Sunday, May 16, 2010

Day 1

Well, I'm lying in bed after my first day of not eating anything. I'm actually not as hungry as I thought I would be. I suspect I'll be hearing my stomach growl hard tomorrow. It hasn't said anything yet... you think it would after a day of no solids. I think this is quite possibly the first time my stomach has gone a whole day without food.
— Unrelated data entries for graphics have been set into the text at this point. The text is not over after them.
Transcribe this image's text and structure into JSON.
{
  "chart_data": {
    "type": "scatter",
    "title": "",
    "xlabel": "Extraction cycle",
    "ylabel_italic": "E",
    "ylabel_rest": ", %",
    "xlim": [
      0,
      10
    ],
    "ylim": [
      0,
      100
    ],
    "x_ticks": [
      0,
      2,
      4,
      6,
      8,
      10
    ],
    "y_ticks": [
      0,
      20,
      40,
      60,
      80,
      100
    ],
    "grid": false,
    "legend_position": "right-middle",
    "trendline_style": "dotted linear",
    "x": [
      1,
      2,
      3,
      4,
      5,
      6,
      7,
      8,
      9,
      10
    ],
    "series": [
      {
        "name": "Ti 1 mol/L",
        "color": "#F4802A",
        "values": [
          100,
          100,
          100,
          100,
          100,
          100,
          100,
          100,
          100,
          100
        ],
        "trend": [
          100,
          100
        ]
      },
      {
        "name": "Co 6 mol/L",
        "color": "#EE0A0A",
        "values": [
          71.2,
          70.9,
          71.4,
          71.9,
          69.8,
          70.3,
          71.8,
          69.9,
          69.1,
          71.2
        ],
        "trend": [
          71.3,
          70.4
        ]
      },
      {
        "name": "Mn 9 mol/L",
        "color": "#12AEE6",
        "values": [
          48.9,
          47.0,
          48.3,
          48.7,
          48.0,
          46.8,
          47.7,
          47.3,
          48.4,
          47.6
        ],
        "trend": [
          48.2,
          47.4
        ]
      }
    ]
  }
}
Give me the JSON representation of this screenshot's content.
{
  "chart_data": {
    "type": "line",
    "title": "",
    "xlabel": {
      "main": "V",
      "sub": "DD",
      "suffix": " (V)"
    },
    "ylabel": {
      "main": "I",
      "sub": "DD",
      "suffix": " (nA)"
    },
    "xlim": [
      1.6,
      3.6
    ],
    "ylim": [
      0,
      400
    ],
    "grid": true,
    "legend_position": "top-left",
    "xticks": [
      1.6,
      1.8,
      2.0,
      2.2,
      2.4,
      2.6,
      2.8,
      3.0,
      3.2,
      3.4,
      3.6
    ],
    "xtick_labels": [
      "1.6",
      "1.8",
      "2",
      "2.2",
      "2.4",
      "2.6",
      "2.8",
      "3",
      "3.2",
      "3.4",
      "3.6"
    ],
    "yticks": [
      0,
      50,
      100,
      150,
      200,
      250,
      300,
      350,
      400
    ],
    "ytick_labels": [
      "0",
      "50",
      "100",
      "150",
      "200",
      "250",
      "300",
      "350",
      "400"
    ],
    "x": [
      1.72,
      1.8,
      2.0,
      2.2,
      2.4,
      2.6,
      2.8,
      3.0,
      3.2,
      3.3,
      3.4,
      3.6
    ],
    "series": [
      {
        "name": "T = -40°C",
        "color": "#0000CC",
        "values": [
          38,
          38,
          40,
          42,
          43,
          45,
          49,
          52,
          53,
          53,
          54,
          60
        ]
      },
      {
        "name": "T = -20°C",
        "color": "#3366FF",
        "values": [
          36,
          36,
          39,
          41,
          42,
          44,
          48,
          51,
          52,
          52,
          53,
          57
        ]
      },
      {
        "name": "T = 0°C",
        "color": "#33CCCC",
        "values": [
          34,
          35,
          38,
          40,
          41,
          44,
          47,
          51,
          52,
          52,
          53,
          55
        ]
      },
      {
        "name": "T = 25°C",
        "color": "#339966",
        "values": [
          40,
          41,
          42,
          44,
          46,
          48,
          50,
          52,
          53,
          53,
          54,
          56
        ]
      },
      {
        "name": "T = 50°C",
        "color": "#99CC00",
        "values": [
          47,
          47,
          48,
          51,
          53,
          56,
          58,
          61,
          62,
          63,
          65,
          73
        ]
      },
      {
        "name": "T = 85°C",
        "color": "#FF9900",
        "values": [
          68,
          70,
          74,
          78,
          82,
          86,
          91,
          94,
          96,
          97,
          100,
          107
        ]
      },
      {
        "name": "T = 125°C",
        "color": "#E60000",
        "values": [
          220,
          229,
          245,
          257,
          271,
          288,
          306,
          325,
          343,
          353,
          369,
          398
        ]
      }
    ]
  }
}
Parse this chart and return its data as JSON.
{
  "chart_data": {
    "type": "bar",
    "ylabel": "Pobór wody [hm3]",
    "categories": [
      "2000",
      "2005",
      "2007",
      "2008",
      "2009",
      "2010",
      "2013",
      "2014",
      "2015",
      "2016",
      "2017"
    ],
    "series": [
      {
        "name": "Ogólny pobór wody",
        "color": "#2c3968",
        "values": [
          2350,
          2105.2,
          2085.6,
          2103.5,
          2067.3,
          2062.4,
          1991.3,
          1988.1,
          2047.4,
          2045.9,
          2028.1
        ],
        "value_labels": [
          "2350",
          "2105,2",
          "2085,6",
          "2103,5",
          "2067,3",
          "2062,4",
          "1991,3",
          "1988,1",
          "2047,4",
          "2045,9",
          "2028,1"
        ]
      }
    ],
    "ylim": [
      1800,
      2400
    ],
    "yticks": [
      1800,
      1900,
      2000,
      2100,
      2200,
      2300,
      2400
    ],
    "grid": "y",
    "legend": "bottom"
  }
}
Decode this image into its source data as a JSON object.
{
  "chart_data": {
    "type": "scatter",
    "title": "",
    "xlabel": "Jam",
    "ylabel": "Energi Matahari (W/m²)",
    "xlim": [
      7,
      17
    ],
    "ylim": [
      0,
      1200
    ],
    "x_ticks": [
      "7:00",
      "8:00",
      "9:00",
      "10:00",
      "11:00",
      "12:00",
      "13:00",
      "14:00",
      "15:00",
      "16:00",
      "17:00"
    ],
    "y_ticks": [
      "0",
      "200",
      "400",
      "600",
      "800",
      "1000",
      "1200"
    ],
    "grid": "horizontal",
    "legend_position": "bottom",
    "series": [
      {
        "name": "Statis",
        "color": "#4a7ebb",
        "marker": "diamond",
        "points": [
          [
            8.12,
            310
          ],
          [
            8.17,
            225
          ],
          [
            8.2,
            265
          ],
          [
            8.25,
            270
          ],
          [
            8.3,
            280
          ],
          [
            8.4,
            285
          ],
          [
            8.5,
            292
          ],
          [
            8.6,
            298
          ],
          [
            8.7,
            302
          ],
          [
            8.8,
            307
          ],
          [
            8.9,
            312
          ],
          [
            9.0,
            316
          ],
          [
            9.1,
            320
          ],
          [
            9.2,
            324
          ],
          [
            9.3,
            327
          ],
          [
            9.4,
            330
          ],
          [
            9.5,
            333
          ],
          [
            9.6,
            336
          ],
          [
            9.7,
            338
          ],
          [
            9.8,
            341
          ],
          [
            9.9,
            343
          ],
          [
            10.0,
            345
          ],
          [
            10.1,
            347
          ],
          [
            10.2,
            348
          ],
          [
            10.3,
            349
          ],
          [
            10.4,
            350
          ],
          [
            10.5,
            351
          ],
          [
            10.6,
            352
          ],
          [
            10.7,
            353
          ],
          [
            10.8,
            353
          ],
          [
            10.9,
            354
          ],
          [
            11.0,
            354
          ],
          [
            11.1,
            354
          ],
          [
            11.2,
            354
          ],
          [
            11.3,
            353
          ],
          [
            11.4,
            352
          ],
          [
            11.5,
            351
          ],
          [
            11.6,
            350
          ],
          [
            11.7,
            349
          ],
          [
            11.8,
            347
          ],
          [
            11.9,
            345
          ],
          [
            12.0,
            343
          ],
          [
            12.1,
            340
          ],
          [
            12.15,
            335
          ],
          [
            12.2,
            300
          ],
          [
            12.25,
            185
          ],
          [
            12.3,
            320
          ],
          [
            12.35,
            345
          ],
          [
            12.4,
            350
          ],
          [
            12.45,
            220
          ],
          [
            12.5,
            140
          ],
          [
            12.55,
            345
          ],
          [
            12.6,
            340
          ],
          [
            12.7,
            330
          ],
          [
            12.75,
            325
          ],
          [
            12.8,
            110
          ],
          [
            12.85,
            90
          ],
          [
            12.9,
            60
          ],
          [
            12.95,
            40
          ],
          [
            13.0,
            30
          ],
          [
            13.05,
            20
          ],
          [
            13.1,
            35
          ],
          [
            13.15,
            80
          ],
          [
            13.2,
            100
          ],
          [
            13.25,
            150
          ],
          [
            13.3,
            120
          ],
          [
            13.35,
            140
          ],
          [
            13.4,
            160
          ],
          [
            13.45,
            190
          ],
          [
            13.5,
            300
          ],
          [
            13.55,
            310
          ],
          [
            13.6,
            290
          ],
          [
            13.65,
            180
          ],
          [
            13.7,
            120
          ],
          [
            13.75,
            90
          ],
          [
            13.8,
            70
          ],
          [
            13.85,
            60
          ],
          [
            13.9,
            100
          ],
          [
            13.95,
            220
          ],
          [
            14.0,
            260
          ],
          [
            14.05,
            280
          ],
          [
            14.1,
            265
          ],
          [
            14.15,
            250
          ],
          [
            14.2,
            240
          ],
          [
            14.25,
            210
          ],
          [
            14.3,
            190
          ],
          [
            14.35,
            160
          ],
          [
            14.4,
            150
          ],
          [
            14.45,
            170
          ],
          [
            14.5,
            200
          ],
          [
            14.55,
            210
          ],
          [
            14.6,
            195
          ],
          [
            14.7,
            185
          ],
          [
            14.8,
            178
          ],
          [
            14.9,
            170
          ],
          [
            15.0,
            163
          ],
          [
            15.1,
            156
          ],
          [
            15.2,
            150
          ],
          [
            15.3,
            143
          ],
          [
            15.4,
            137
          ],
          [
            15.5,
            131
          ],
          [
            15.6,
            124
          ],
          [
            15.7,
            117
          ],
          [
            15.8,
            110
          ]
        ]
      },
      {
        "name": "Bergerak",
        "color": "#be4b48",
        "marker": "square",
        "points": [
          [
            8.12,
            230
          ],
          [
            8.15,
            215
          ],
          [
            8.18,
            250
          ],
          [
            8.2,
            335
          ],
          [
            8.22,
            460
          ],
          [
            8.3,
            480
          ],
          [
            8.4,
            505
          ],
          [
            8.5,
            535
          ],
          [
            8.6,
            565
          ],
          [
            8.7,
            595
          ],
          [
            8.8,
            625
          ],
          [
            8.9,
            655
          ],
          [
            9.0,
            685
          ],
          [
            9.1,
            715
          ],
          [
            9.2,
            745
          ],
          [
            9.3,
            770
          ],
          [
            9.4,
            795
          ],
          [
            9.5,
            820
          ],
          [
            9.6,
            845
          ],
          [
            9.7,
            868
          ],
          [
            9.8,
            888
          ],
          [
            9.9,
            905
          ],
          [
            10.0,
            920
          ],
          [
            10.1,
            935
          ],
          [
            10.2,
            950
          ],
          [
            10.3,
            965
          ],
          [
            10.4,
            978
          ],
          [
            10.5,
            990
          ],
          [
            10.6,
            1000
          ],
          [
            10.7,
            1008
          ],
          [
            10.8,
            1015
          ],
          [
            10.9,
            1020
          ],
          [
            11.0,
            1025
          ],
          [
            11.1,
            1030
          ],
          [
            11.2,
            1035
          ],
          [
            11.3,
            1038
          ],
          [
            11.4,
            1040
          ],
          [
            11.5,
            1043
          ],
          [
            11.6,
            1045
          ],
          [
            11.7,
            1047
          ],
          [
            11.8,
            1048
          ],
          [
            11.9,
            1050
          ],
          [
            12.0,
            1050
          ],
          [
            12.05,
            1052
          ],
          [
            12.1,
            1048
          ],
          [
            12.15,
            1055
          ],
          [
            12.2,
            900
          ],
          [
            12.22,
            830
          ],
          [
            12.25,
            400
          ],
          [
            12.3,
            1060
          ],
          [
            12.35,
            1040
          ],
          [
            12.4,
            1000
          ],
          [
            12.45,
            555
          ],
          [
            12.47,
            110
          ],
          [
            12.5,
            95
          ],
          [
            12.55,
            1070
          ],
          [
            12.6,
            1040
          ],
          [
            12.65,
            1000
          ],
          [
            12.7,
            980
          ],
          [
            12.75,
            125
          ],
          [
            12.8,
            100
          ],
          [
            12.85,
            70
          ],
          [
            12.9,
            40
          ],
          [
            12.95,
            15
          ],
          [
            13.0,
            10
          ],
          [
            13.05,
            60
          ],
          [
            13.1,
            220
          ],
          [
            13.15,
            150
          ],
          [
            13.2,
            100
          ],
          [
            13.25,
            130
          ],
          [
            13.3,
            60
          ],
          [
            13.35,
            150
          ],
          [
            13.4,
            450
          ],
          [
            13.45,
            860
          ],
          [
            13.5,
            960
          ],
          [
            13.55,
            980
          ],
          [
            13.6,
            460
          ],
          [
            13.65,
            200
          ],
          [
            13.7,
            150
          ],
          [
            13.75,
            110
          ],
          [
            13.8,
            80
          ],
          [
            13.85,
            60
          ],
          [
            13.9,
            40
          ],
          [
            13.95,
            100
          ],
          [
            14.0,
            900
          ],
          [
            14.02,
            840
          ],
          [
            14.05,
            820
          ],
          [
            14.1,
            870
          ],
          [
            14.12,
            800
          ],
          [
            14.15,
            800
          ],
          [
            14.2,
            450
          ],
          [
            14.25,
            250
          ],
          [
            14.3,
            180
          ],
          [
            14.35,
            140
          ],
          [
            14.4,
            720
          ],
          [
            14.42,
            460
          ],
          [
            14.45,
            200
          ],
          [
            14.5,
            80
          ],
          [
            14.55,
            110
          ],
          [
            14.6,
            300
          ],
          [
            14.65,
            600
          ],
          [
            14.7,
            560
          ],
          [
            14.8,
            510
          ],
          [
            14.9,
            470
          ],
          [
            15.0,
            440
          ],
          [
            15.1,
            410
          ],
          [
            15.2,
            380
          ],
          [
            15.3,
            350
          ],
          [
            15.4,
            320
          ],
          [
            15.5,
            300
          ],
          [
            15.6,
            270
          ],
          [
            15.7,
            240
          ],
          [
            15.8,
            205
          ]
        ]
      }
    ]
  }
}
I woke up at around 8:30 to appease my mom by going to church. To and fro, I looked at the restaurant signs, picturing all the delicious breakfast options I could be enjoying. I'm progressively becoming a better vegetarian, but when I saw that Bojangles offers breakfast (fried chicken and biscuits) holy crap that never sounded so good in my life. And I've never even been to Bojangles! All the different desires that popped into my head today, they were so diverse in substance, I didn't really care what it was or how bad it would be for me. I just know I CRAVED it. Sushi. Reese's pieces. Burger King Dollar menu. Popcorn. I stuck my face in a jar of peanuts to let the smell intoxicate me..started drooling immediately. I didn't see all of those cravings on TV or around the house, the food themselves were linked with other thoughts I was having throughout the day, non-food related. As a sort of bodily response to the emotion behind the thought..kind of like how when alcoholics have thoughts they can't deal with
emotionally, their bodies naturally develop the sense to fill the void of their thoughts with alcohol.
Food really does have the same effect.
There are just so many different foods we consume, we can't really tell feel how each individual meal affects us physio-and-psychologically.

So from Day 1's standpoint, hunger is nearly all psychological.

I will continue fasting for the next six days with water and freshly extracted orange juice. I hope I can sleep.